For freshmen starting at Richland Community College, 86% of first-time, full-time freshmen received some form of financial aid around 36 incoming students).
| Type of Aid | % of Freshmen Receiving | Average Amount |
|---|---|---|
| Grant or scholarship aid (all sources) | 81% | $6,527 |
| Institutional grants & scholarships | 60% | $2,220 |
| Federal Pell grants | 52% | $5,373 |
| State/local grants | 50% | $2,162 |
| Federal student loans | 12% | $3,460 |
The best aid is gift aid: grants and scholarships that carry no repayment obligation. Across the undergraduate body at Richland Community College, some 52% of undergraduate students received gift aid averaging $4,998 (covering around 1153 students).
| Award | % of Undergrads Receiving | Average Amount |
|---|---|---|
| Grant or scholarship aid (all sources) | 52% | $4,998 |
| Federal Pell grants | 33% | $3,784 |
| Federal student loans | 7% | $4,004 |
Title-IV recipients living on campus saw average grant aid of $7,742.
Since aid is largely need-based, the real cost of attendance falls steeply for lower-income families.
| Family Income | Average Net Price |
|---|---|
| $0 – $48,000 | $4,353 |
| $30,001 – $75,000 | $4,980 |
| Over $75,000 | $9,154 |
Each figure is the net price after grants and scholarships, not the published sticker price.
Net price is the average annual cost after grants and scholarships are subtracted from the published cost of attendance — the figure closest to what a typical aid-receiving student actually pays.
| Cohort | Average Net Price |
|---|---|
| On-campus title-IV students | $3,741 |
| Off-campus title-IV students | $5,393 |
To project your own net price, use Richland Community College’s online cost calculator: jics.richland.edu/webfiles/financialaid/netprice/npcalc.htm.
A typical borrower at Richland Community College leaves with $4,500 of federal borrowing.
| Metric | Amount |
|---|---|
| Median federal debt (all student-aid borrowers) | $4,500 |
| Median federal debt (graduates only) | $8,256 |
| Typical 10-year monthly payment (graduates) | $87.53/mo |
The 10-year payment estimate assumes a standard federal repayment plan and the median graduate debt amount.
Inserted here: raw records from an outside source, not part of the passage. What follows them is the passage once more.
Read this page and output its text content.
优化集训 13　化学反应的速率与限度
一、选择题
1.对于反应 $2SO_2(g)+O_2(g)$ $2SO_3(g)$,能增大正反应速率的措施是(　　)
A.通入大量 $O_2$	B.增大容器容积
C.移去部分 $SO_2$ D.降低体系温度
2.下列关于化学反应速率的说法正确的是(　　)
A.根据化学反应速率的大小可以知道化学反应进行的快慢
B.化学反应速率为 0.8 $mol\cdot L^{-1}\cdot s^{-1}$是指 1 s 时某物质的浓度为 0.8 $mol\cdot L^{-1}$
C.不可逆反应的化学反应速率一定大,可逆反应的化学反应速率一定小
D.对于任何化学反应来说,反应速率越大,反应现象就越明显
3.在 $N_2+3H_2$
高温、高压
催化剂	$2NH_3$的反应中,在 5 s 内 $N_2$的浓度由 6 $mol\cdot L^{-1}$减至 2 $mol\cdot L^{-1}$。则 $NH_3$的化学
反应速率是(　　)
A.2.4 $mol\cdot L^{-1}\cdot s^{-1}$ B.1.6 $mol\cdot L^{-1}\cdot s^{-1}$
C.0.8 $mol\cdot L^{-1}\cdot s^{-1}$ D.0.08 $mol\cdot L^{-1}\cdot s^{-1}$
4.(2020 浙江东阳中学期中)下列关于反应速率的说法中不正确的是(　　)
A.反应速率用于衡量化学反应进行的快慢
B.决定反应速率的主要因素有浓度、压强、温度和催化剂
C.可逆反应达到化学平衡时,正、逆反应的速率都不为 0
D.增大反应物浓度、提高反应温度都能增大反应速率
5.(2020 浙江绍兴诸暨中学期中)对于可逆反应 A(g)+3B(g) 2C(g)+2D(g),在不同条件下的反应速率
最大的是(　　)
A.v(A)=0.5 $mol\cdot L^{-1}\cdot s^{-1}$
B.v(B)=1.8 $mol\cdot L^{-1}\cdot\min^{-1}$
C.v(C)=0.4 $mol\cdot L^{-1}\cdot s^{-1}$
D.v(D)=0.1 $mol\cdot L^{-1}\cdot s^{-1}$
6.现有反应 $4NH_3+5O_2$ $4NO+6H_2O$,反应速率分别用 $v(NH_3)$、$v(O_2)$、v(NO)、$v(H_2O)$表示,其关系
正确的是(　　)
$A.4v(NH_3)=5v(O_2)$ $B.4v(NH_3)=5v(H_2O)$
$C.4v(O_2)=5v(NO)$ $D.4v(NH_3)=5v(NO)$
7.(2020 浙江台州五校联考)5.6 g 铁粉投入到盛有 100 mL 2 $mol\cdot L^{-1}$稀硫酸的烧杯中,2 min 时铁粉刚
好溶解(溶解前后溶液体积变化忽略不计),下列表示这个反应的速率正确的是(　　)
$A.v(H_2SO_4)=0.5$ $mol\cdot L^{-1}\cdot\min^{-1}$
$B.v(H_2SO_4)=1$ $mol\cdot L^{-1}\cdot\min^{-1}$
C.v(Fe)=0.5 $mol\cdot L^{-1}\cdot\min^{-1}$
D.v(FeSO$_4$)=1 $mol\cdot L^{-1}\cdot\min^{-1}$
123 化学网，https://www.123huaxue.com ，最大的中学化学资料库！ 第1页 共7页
The numbers below show the full range, not just the middle of the distribution. The figures below chart the debt distribution at Richland Community College.
| Percentile | Cumulative Federal Debt |
|---|---|
| 10th percentile (lowest-debt students) | $1,000 |
| 25th percentile | $1,814 |
| 75th percentile | $6,500 |
| 90th percentile (highest-debt students) | $12,455 |
Median debt varies by family income, by first-generation status, and by dependency status.
Median Debt by Income Bracket
| Income tier | Median federal debt |
|---|---|
| Low income | $4,351 |
| Middle income | $4,300 |
| High income | $5,500 |
First-Gen vs Continuing-Gen Median Debt
| Cohort | Median federal debt |
|---|---|
| First-generation students | $4,500 |
| Continuing-generation students | $4,500 |
Dependent vs Independent Students
| Cohort | Median federal debt |
|---|---|
| Dependent students | $4,000 |
| Independent students | $5,632 |
Federal data publishes pre-calculated indicators that summarize debt outcomes. Richland Community College.
The Stafford loan program is the largest source of federal direct loans to undergraduates. The annual Stafford volume below reflects program activity at Richland Community College:
| Metric | Value |
|---|---|
| Stafford loan recipients | 3256 |
| Total Stafford loan amount | $23,266,388 |
GI Bill and DoD Tuition Assistance are the two federal aid programs targeted at military-affiliated students.
Post-9/11 GI Bill activity
| Metric | Value |
|---|---|
| GI Bill recipients | 12 |
| Total GI Bill amount | $36,784 |
| Average GI Bill amount per recipient | $3,065 |
References
More about our data sources and methodologies.